IntelやAppleなど製造業に分類される多国籍企業がアイルランドは欧州拠点を置いています。同国は、こうした企業の存在のお陰で、製造業において高い労働生産性になっているようです。
スイスは、精密機械や医薬品などのグローバル企業が産業クラスターを形成していることいることで高い生産性実現しており、コロナ禍でも生産性を伸ばしています。
日本の製造業の労働生産性は94,155ドル(1,078万円/第18位)です。米国の6割弱(56%)の水準に留まります。フランス(96,949ドル)や韓国(102,009ドル)と同水準です。主要先進7カ国で日本の下にいるのはイタリア(82,991ドル)のみです。
日本の順位は、2000年にOECD諸国でトップだったものの、その後、2005~2010年が9位、2015年に17位に後退し、以降16~19位で推移しています。国内産業のなかで生産性が高いと言われている製造でさえグローバルには劣後しているのです。
日本の生産性がグローバルに劣後している状況は下記4つのデータを眺めればわかります。
1.国民 1人当たりGDPの国際比較
2.就業者 1人当たり労働生産性の国際比較
3.時間当たり労働生産性の国際比較
4.製造業の労働生産性水準の国際比較
少子化で既に人口減少モードに移行している日本が、世界経済の中で存在感ある地位を維持しようと考えるなら、労働生産性を上げるしかありません。
一人当たり、1時間当たり付加価値額を増やさないと、人口減少と共に、グローバルに貢献する積み上げ規模が小さくなってしまうからです。
特に就業者の7割が所属している中小企業の生産性を上げなければ、国としての成果が表れにくくなります。
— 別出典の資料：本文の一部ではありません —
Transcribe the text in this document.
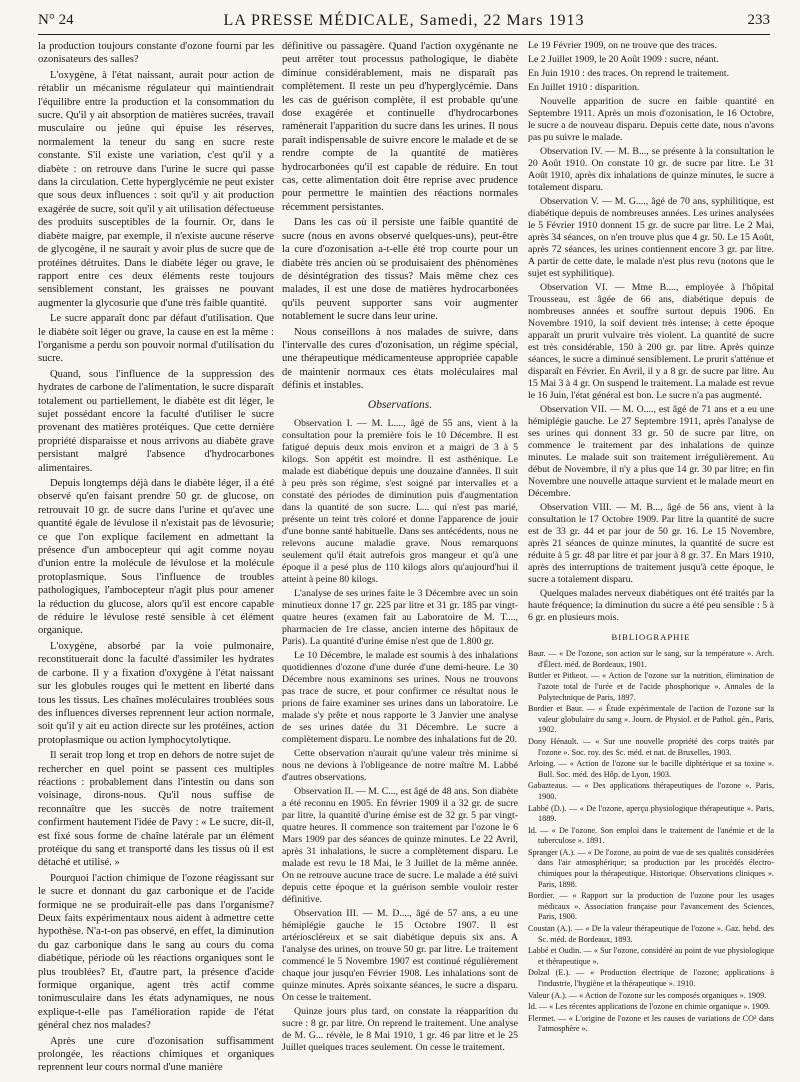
N° 24	LA PRESSE MÉDICALE, Samedi, 22 Mars 1913	233

la production toujours constante d'ozone fourni par les ozonisateurs des salles?

L'oxygène, à l'état naissant, aurait pour action de rétablir un mécanisme régulateur qui maintiendrait l'équilibre entre la production et la consommation du sucre. Qu'il y ait absorption de matières sucrées, travail musculaire ou jeûne qui épuise les réserves, normalement la teneur du sang en sucre reste constante. S'il existe une variation, c'est qu'il y a diabète : on retrouve dans l'urine le sucre qui passe dans la circulation. Cette hyperglycémie ne peut exister que sous deux influences : soit qu'il y ait production exagérée de sucre, soit qu'il y ait utilisation défectueuse des produits susceptibles de la fournir. Or, dans le diabète maigre, par exemple, il n'existe aucune réserve de glycogène, il ne saurait y avoir plus de sucre que de protéines détruites. Dans le diabète léger ou grave, le rapport entre ces deux éléments reste toujours sensiblement constant, les graisses ne pouvant augmenter la glycosurie que d'une très faible quantité.

Le sucre apparaît donc par défaut d'utilisation. Que le diabète soit léger ou grave, la cause en est la même : l'organisme a perdu son pouvoir normal d'utilisation du sucre.

Quand, sous l'influence de la suppression des hydrates de carbone de l'alimentation, le sucre disparaît totalement ou partiellement, le diabète est dit léger, le sujet possédant encore la faculté d'utiliser le sucre provenant des matières protéiques. Que cette dernière propriété disparaisse et nous arrivons au diabète grave persistant malgré l'absence d'hydrocarbones alimentaires.

Depuis longtemps déjà dans le diabète léger, il a été observé qu'en faisant prendre 50 gr. de glucose, on retrouvait 10 gr. de sucre dans l'urine et qu'avec une quantité égale de lévulose il n'existait pas de lévosurie; ce que l'on explique facilement en admettant la présence d'un ambocepteur qui agit comme noyau d'union entre la molécule de lévulose et la molécule protoplasmique. Sous l'influence de troubles pathologiques, l'ambocepteur n'agit plus pour amener la réduction du glucose, alors qu'il est encore capable de réduire le lévulose resté sensible à cet élément organique.

L'oxygène, absorbé par la voie pulmonaire, reconstituerait donc la faculté d'assimiler les hydrates de carbone. Il y a fixation d'oxygène à l'état naissant sur les globules rouges qui le mettent en liberté dans tous les tissus. Les chaînes moléculaires troublées sous des influences diverses reprennent leur action normale, soit qu'il y ait eu action directe sur les protéines, action protoplasmique ou action lymphocytolytique.

Il serait trop long et trop en dehors de notre sujet de rechercher en quel point se passent ces multiples réactions : probablement dans l'intestin ou dans son voisinage, dirons-nous. Qu'il nous suffise de reconnaître que les succès de notre traitement confirment hautement l'idée de Pavy : « Le sucre, dit-il, est fixé sous forme de chaîne latérale par un élément protéique du sang et transporté dans les tissus où il est détaché et utilisé. »

Pourquoi l'action chimique de l'ozone réagissant sur le sucre et donnant du gaz carbonique et de l'acide formique ne se produirait-elle pas dans l'organisme? Deux faits expérimentaux nous aident à admettre cette hypothèse. N'a-t-on pas observé, en effet, la diminution du gaz carbonique dans le sang au cours du coma diabétique, période où les réactions organiques sont le plus troublées? Et, d'autre part, la présence d'acide formique organique, agent très actif comme tonimusculaire dans les états adynamiques, ne nous explique-t-elle pas l'amélioration rapide de l'état général chez nos malades?

Après une cure d'ozonisation suffisamment prolongée, les réactions chimiques et organiques reprennent leur cours normal d'une manière

définitive ou passagère. Quand l'action oxygénante ne peut arrêter tout processus pathologique, le diabète diminue considérablement, mais ne disparaît pas complètement. Il reste un peu d'hyperglycémie. Dans les cas de guérison complète, il est probable qu'une dose exagérée et continuelle d'hydrocarbones ramènerait l'apparition du sucre dans les urines. Il nous paraît indispensable de suivre encore le malade et de se rendre compte de la quantité de matières hydrocarbonées qu'il est capable de réduire. En tout cas, cette alimentation doit être reprise avec prudence pour permettre le maintien des réactions normales récemment persistantes.

Dans les cas où il persiste une faible quantité de sucre (nous en avons observé quelques-uns), peut-être la cure d'ozonisation a-t-elle été trop courte pour un diabète très ancien où se produisaient des phénomènes de désintégration des tissus? Mais même chez ces malades, il est une dose de matières hydrocarbonées qu'ils peuvent supporter sans voir augmenter notablement le sucre dans leur urine.

Nous conseillons à nos malades de suivre, dans l'intervalle des cures d'ozonisation, un régime spécial, une thérapeutique médicamenteuse appropriée capable de maintenir normaux ces états moléculaires mal définis et instables.

Observations.

Observation I. — M. L...., âgé de 55 ans, vient à la consultation pour la première fois le 10 Décembre. Il est fatigué depuis deux mois environ et a maigri de 3 à 5 kilogs. Son appétit est moindre. Il est asthénique. Le malade est diabétique depuis une douzaine d'années. Il suit à peu près son régime, s'est soigné par intervalles et a constaté des périodes de diminution puis d'augmentation dans la quantité de son sucre. L... qui n'est pas marié, présente un teint très coloré et donne l'apparence de jouir d'une bonne santé habituelle. Dans ses antécédents, nous ne relevons aucune maladie grave. Nous remarquons seulement qu'il était autrefois gros mangeur et qu'à une époque il a pesé plus de 110 kilogs alors qu'aujourd'hui il atteint à peine 80 kilogs.

L'analyse de ses urines faite le 3 Décembre avec un soin minutieux donne 17 gr. 225 par litre et 31 gr. 185 par vingt-quatre heures (examen fait au Laboratoire de M. T...., pharmacien de 1re classe, ancien interne des hôpitaux de Paris). La quantité d'urine émise n'est que de 1.800 gr.

Le 10 Décembre, le malade est soumis à des inhalations quotidiennes d'ozone d'une durée d'une demi-heure. Le 30 Décembre nous examinons ses urines. Nous ne trouvons pas trace de sucre, et pour confirmer ce résultat nous le prions de faire examiner ses urines dans un laboratoire. Le malade s'y prête et nous rapporte le 3 Janvier une analyse de ses urines datée du 31 Décembre. Le sucre a complètement disparu. Le nombre des inhalations fut de 20.

Cette observation n'aurait qu'une valeur très minime si nous ne devions à l'obligeance de notre maître M. Labbé d'autres observations.

Observation II. — M. C..., est âgé de 48 ans. Son diabète a été reconnu en 1905. En février 1909 il a 32 gr. de sucre par litre, la quantité d'urine émise est de 32 gr. 5 par vingt-quatre heures. Il commence son traitement par l'ozone le 6 Mars 1909 par des séances de quinze minutes. Le 22 Avril, après 31 inhalations, le sucre a complètement disparu. Le malade est revu le 18 Mai, le 3 Juillet de la même année. On ne retrouve aucune trace de sucre. Le malade a été suivi depuis cette époque et la guérison semble vouloir rester définitive.

Observation III. — M. D...., âgé de 57 ans, a eu une hémiplégie gauche le 15 Octobre 1907. Il est artérioscléreux et se sait diabétique depuis six ans. A l'analyse des urines, on trouve 50 gr. par litre. Le traitement commencé le 5 Novembre 1907 est continué régulièrement chaque jour jusqu'en Février 1908. Les inhalations sont de quinze minutes. Après soixante séances, le sucre a disparu. On cesse le traitement.

Quinze jours plus tard, on constate la réapparition du sucre : 8 gr. par litre. On reprend le traitement. Une analyse de M. G... révèle, le 8 Mai 1910, 1 gr. 46 par litre et le 25 Juillet quelques traces seulement. On cesse le traitement.

Le 19 Février 1909, on ne trouve que des traces.

Le 2 Juillet 1909, le 20 Août 1909 : sucre, néant.

En Juin 1910 : des traces. On reprend le traitement.

En Juillet 1910 : disparition.

Nouvelle apparition de sucre en faible quantité en Septembre 1911. Après un mois d'ozonisation, le 16 Octobre, le sucre a de nouveau disparu. Depuis cette date, nous n'avons pas pu suivre le malade.

Observation IV. — M. B..., se présente à la consultation le 20 Août 1910. On constate 10 gr. de sucre par litre. Le 31 Août 1910, après dix inhalations de quinze minutes, le sucre a totalement disparu.

Observation V. — M. G...., âgé de 70 ans, syphilitique, est diabétique depuis de nombreuses années. Les urines analysées le 5 Février 1910 donnent 15 gr. de sucre par litre. Le 2 Mai, après 34 séances, on n'en trouve plus que 4 gr. 50. Le 15 Août, après 72 séances, les urines contiennent encore 3 gr. par litre. A partir de cette date, le malade n'est plus revu (notons que le sujet est syphilitique).

Observation VI. — Mme B...., employée à l'hôpital Trousseau, est âgée de 66 ans, diabétique depuis de nombreuses années et souffre surtout depuis 1906. En Novembre 1910, la soif devient très intense; à cette époque apparaît un prurit vulvaire très violent. La quantité de sucre est très considérable, 150 à 200 gr. par litre. Après quinze séances, le sucre a diminué sensiblement. Le prurit s'atténue et disparaît en Février. En Avril, il y a 8 gr. de sucre par litre. Au 15 Mai 3 à 4 gr. On suspend le traitement. La malade est revue le 16 Juin, l'état général est bon. Le sucre n'a pas augmenté.

Observation VII. — M. O...., est âgé de 71 ans et a eu une hémiplégie gauche. Le 27 Septembre 1911, après l'analyse de ses urines qui donnent 33 gr. 50 de sucre par litre, on commence le traitement par des inhalations de quinze minutes. Le malade suit son traitement irrégulièrement. Au début de Novembre, il n'y a plus que 14 gr. 30 par litre; en fin Novembre une nouvelle attaque survient et le malade meurt en Décembre.

Observation VIII. — M. B..., âgé de 56 ans, vient à la consultation le 17 Octobre 1909. Par litre la quantité de sucre est de 33 gr. 44 et par jour de 50 gr. 16. Le 15 Novembre, après 21 séances de quinze minutes, la quantité de sucre est réduite à 5 gr. 48 par litre et par jour à 8 gr. 37. En Mars 1910, après des interruptions de traitement jusqu'à cette époque, le sucre a totalement disparu.

Quelques malades nerveux diabétiques ont été traités par la haute fréquence; la diminution du sucre a été peu sensible : 5 à 6 gr. en plusieurs mois.

BIBLIOGRAPHIE

Baur. — « De l'ozone, son action sur le sang, sur la température ». Arch. d'Élect. méd. de Bordeaux, 1901.

Buttler et Pitkeot. — « Action de l'ozone sur la nutrition, élimination de l'azote total de l'urée et de l'acide phosphorique ». Annales de la Polytechnique de Paris, 1897.

Bordier et Baur. — « Étude expérimentale de l'action de l'ozone sur la valeur globulaire du sang ». Journ. de Physiol. et de Pathol. gén., Paris, 1902.

Dony Hénault. — « Sur une nouvelle propriété des corps traités par l'ozone ». Soc. roy. des Sc. méd. et nat. de Bruxelles, 1903.

Arloing. — « Action de l'ozone sur le bacille diphtérique et sa toxine ». Bull. Soc. méd. des Hôp. de Lyon, 1903.

Gabazteaus. — « Des applications thérapeutiques de l'ozone ». Paris, 1900.

Labbé (D.). — « De l'ozone, aperçu physiologique thérapeutique ». Paris, 1889.

Id. — « De l'ozone. Son emploi dans le traitement de l'anémie et de la tuberculose ». 1891.

Spranger (A.). — « De l'ozone, au point de vue de ses qualités considérées dans l'air atmosphérique; sa production par les procédés électro-chimiques pour la thérapeutique. Historique. Observations cliniques ». Paris, 1898.

Bordier. — « Rapport sur la production de l'ozone pour les usages médicaux ». Association française pour l'avancement des Sciences, Paris, 1900.

Coustan (A.). — « De la valeur thérapeutique de l'ozone ». Gaz. hebd. des Sc. méd. de Bordeaux, 1893.

Labbé et Oudin. — « Sur l'ozone, considéré au point de vue physiologique et thérapeutique ».

Dolzal (E.). — « Production électrique de l'ozone; applications à l'industrie, l'hygiène et la thérapeutique ». 1910.

Valeur (A.). — « Action de l'ozone sur les composés organiques ». 1909.

Id. — « Les récentes applications de l'ozone en chimie organique ». 1909.

Flermet. — « L'origine de l'ozone et les causes de variations de CO² dans l'atmosphère ».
大手だけが頑張ればイイのではありません。
中小製造企業の経営者の方々には、人時生産性を高めて、地元、地域、国全体への貢献にも思いをはせていただきたいです。下記の現状を踏まえ、我が社でできることを実践します。全ては、利益アップ給料アップのためです。
●日本の時間当たり労働生産性はOECD加盟38カ国中30位だった。これは、昨年から順位を二つ下げている。データ取得可能な1970年以降、最も低くなっている。